Les chiffres record s’accumulent avec cette crise véritablement sans précédent. Quelques uns illustrent l’état de confusion et de délabrement du système économico-financier mondial.

En janvier, le premier marché automobile au monde était…la Chine. Les marchés américain et japonais, effondrés, ont cédé le pas. Ce qui rend la situation véritablement intéressante, parce que le marché chinois est en pleine transition entre une part de marché étrangère de 100% au départ (dominé par Volkswagen, GM et les japonais), et une part de marché croissante de constructeurs chinois inconnus hier, et qui, aujourd’hui, visent aussi l’exportation.

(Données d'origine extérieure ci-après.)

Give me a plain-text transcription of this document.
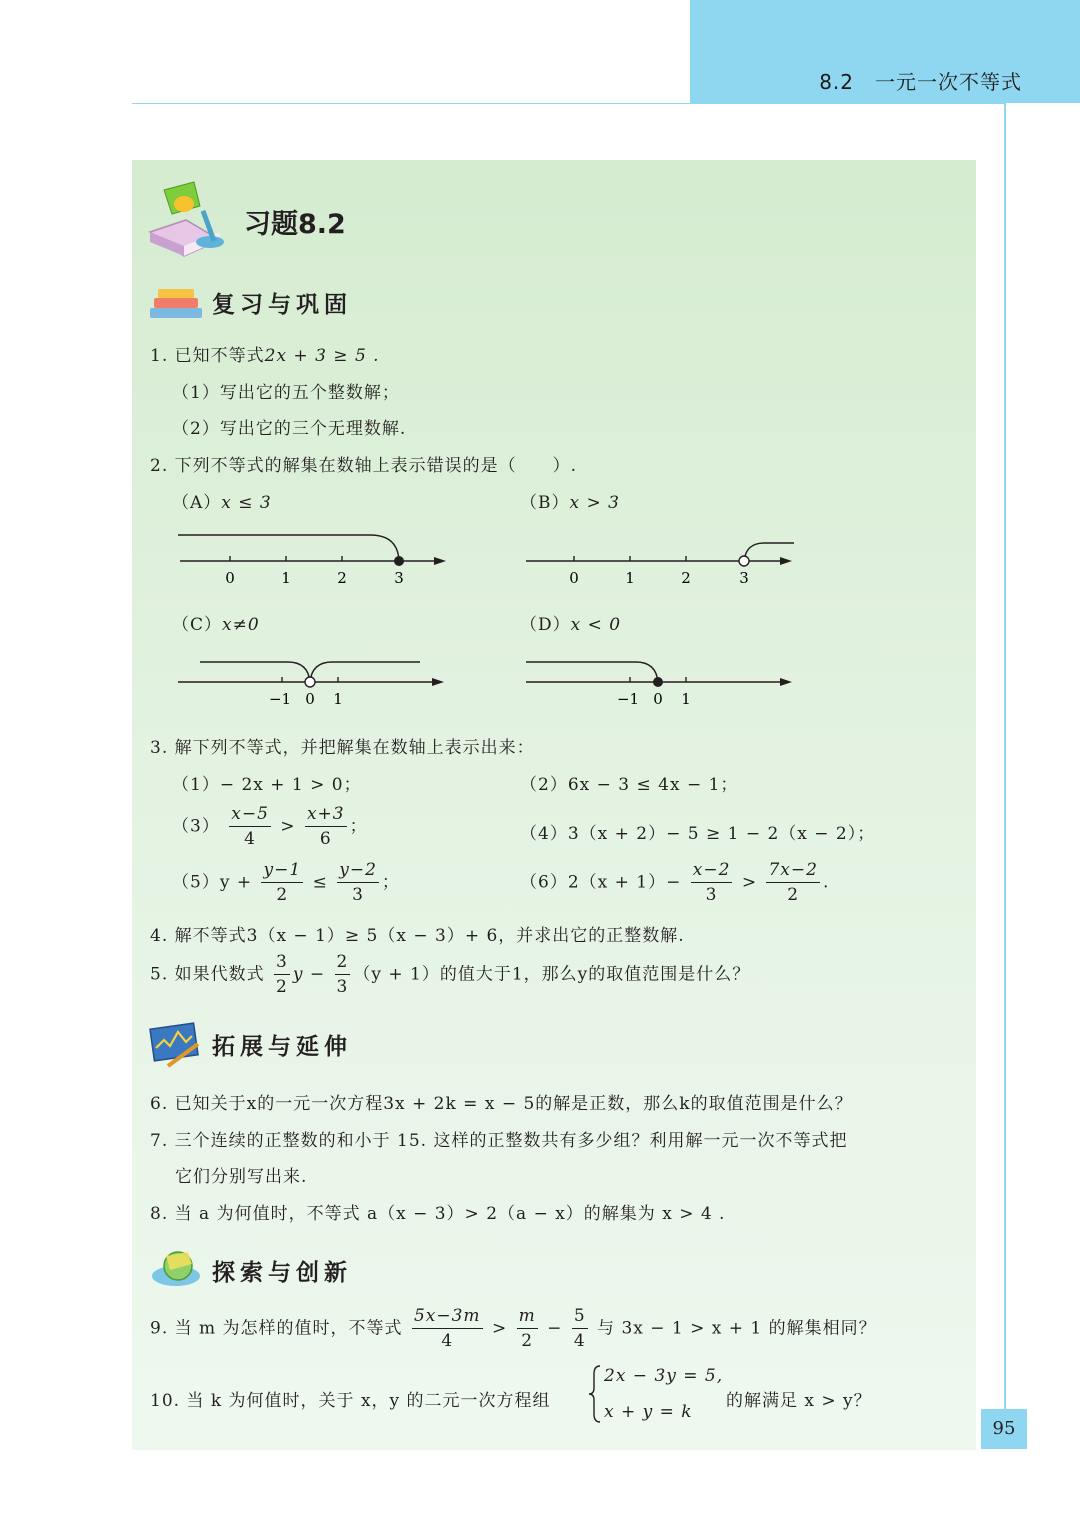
8.2　一元一次不等式
习题8.2
复习与巩固
1. 已知不等式2x + 3 ≥ 5 .
（1）写出它的五个整数解；
（2）写出它的三个无理数解.
2. 下列不等式的解集在数轴上表示错误的是（　　）.
（A）x ≤ 3	（B）x > 3
0	1	2	3	0	1	2	3
（C）x≠0	（D）x < 0
−1 0 1	−1 0 1
3. 解下列不等式，并把解集在数轴上表示出来：
（1）− 2x + 1 > 0；	（2）6x − 3 ≤ 4x − 1；
$(3) \frac{x-5}{4} > \frac{x+3}{6}$ ；	（4）3（x + 2）− 5 ≥ 1 − 2（x − 2）；
$(5)y + \frac{y-1}{2} \le \frac{y-2}{3}$ ；	$(6)2(x + 1)- \frac{x-2}{3} > \frac{7x-2}{2}$ .
4. 解不等式3（x − 1）≥ 5（x − 3）+ 6，并求出它的正整数解.
5. 如果代数式 $\frac{3}{2}$ $y - \frac{2}{3} (y + 1)$的值大于1，那么y的取值范围是什么？
拓展与延伸
6. 已知关于x的一元一次方程3x + 2k = x − 5的解是正数，那么k的取值范围是什么？
7. 三个连续的正整数的和小于 15. 这样的正整数共有多少组？利用解一元一次不等式把
它们分别写出来.
8. 当 a 为何值时，不等式 a（x − 3）> 2（a − x）的解集为 x > 4 .
探索与创新
9. 当 m 为怎样的值时，不等式 $\frac{5x-3m}{4} > \frac{m}{2} - \frac{5}{4}$ 与 3x − 1 > x + 1 的解集相同？
10. 当 k 为何值时，关于 x，y 的二元一次方程组
2x − 3y = 5,
x + y = k
的解满足 x > y？
95
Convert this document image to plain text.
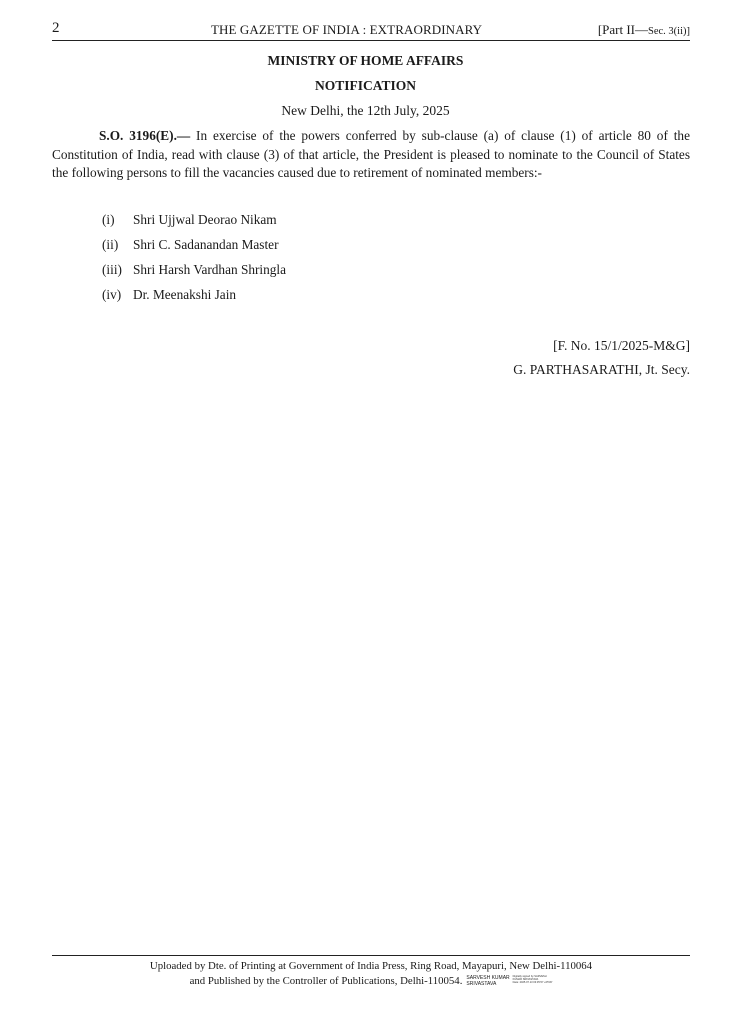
2	THE GAZETTE OF INDIA : EXTRAORDINARY	[Part II—Sec. 3(ii)]
MINISTRY OF HOME AFFAIRS
NOTIFICATION
New Delhi, the 12th July, 2025

S.O. 3196(E).— In exercise of the powers conferred by sub-clause (a) of clause (1) of article 80 of the Constitution of India, read with clause (3) of that article, the President is pleased to nominate to the Council of States the following persons to fill the vacancies caused due to retirement of nominated members:-

(i) Shri Ujjwal Deorao Nikam
(ii) Shri C. Sadanandan Master
(iii) Shri Harsh Vardhan Shringla
(iv) Dr. Meenakshi Jain
[F. No. 15/1/2025-M&G]
G. PARTHASARATHI, Jt. Secy.
Uploaded by Dte. of Printing at Government of India Press, Ring Road, Mayapuri, New Delhi-110064
and Published by the Controller of Publications, Delhi-110054. SARVESH KUMAR
SRIVASTAVADigitally signed by SARVESH
KUMAR SRIVASTAVA
Date: 2025.07.13 03:35:57 +05'30'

Plus symbolique encore, le cas de Citigroup, hier premier groupe financier mondial. Son action est tombée la semaine dernière en dessous de 2 dollars, donnant à l’ensemble une capitalisation boursière de moins de un milliard de dollars. Moins de un milliard de dollars, c’est à dire moins que rien pour un groupe de cette taille. Moins de 5% de celle de BNP-Paribas par exemple, qui n’a pourtant pas été épargnée par la crise, ayant perdu les 3/4 de sa valeur en moins de 2 ans. Tandis que Citigroup a perdu plus de 95% de la sienne. L’exemple qui vient à l’esprit pour un tel effondrement d’un géant autrefois dominateur est, bien sûr, General Motors. Ce qui nous ramène tout droit au marché automobile. Comme nous y ramène aussi le fait que deux des trois métiers les plus sinistrés par la crise sont l’automobile et la banque. L’un et l’autre sont également liés par le fait qu’il faut que les banques fonctionnent pour que les consommateurs puissent acheter à crédit des automobiles.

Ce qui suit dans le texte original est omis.